Binders and their behaviour as inactive components in anode suspensions, electrodes and their electrochemical performance are still unpredictable, requiring detailed characterization along the process chain (from material to cell performance). In this study two different thickening binders were used: Carboxymethylcellulose (CMC) and Alginate (ALG). While CMC varies in molar mass, ALG varies in M/G ratio and thus in molecular structure. Both binder systems were processed and analyzed rheologically to evaluate their effect in anode suspensions and correlate their behavior to the performance of electrodes.
All solutions show a shear thinning effect. While CMC has different viscosities, ALG shows hardly any deviations. Regarding the Mark-Houwink relationship the molar masses of CMC are different while ALG indicates similar molar masses. To understand the polymer behaviour in application of Lithium-Ion Batteries the polymer solutions consisting of 93 wt.-% artificial graphite, 1.4 wt.-% carbon black (CB), 2.8 wt.-% styrene-butadiene rubber (SBR) and 2.8 wt.-% of the variating binder are manufactured discontinuously to electrodes in industry-related processes. Regarding comparability, parameters like recipe and manufacturing processes of the coating are kept constant. After the dispersion process the suspensions where rheologically characterized with a rotation and oscillation test and are compared to their rheological behaviour in pure binder solutions.

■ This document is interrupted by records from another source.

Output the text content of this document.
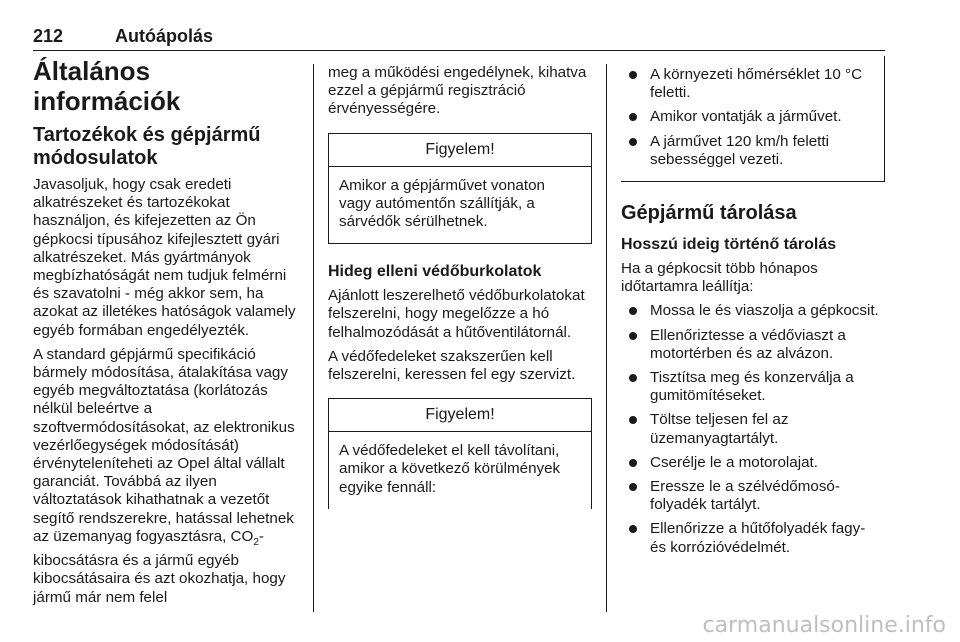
212	Autóápolás
Általános információk
Tartozékok és gépjármű módosulatok

Javasoljuk, hogy csak eredeti alkatrészeket és tartozékokat használjon, és kifejezetten az Ön gépkocsi típusához kifejlesztett gyári alkatrészeket. Más gyártmányok megbízhatóságát nem tudjuk felmérni és szavatolni - még akkor sem, ha azokat az illetékes hatóságok valamely egyéb formában engedélyezték.

A standard gépjármű specifikáció bármely módosítása, átalakítása vagy egyéb megváltoztatása (korlátozás nélkül beleértve a szoftvermódosításokat, az elektronikus vezérlőegységek módosítását) érvényteleníteheti az Opel által vállalt garanciát. Továbbá az ilyen változtatások kihathatnak a vezetőt segítő rendszerekre, hatással lehetnek az üzemanyag fogyasztásra, $CO_2$-kibocsátásra és a jármű egyéb kibocsátásaira és azt okozhatja, hogy jármű már nem felel

meg a működési engedélynek, kihatva ezzel a gépjármű regisztráció érvényességére.

Figyelem!
Amikor a gépjárművet vonaton vagy autómentőn szállítják, a sárvédők sérülhetnek.
Hideg elleni védőburkolatok

Ajánlott leszerelhető védőburkolatokat felszerelni, hogy megelőzze a hó felhalmozódását a hűtőventilátornál.

A védőfedeleket szakszerűen kell felszerelni, keressen fel egy szervizt.

Figyelem!
A védőfedeleket el kell távolítani, amikor a következő körülmények egyike fennáll:
A környezeti hőmérséklet 10 °C feletti.
Amikor vontatják a járművet.
A járművet 120 km/h feletti sebességgel vezeti.
Gépjármű tárolása
Hosszú ideig történő tárolás

Ha a gépkocsit több hónapos időtartamra leállítja:

Mossa le és viaszolja a gépkocsit.
Ellenőriztesse a védőviaszt a motortérben és az alvázon.
Tisztítsa meg és konzerválja a gumitömítéseket.
Töltse teljesen fel az üzemanyagtartályt.
Cserélje le a motorolajat.
Eressze le a szélvédőmosó-folyadék tartályt.
Ellenőrizze a hűtőfolyadék fagy- és korrózióvédelmét.
carmanualsonline.info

While CMC shows a homogeneous distribution and no interaction with SBR, ALG exhibits more pronounced interactions with CB particles and cross-linking effects with SBR. This behaviour can be seen in the resulting electrodes as well. ALG interacts with CB to form binder-CB-clusters which can be observed in SEM-images. The ALG electrodes exhibit low adhesion, high plastic deformation behaviour and a high electrical conductivity and high residual moisture due to the inhomogeneous distributed clusters. Regarding mass loading, the electrochemical performance of ALG is quite good (152 mAh/gNCM622 @ 0.1C) but has a high quote of cell failure due to low adhesion and high plastic deformation. CMC shows a homogeneous distribution via SEM-images less significant binder-CB-clusters than ALG. With an increase in molar mass the resulting electrodes display higher adhesion, higher elasticity and a higher residual moisture. Although the electrochemical performance of CMC with low molar mass is the best (152 mAh/gNCM622 @ 0.1C; SOH80 ≈ 830 Cycles) but the high adhesion and good elasticity of CMC with high molar mass are beneficial for the usage in C/Si-anodes. Linking the rheological behaviour of binders in suspensions to the performance of electrodes is a possible method to evaluate system-characteristics at the beginning of the process chain.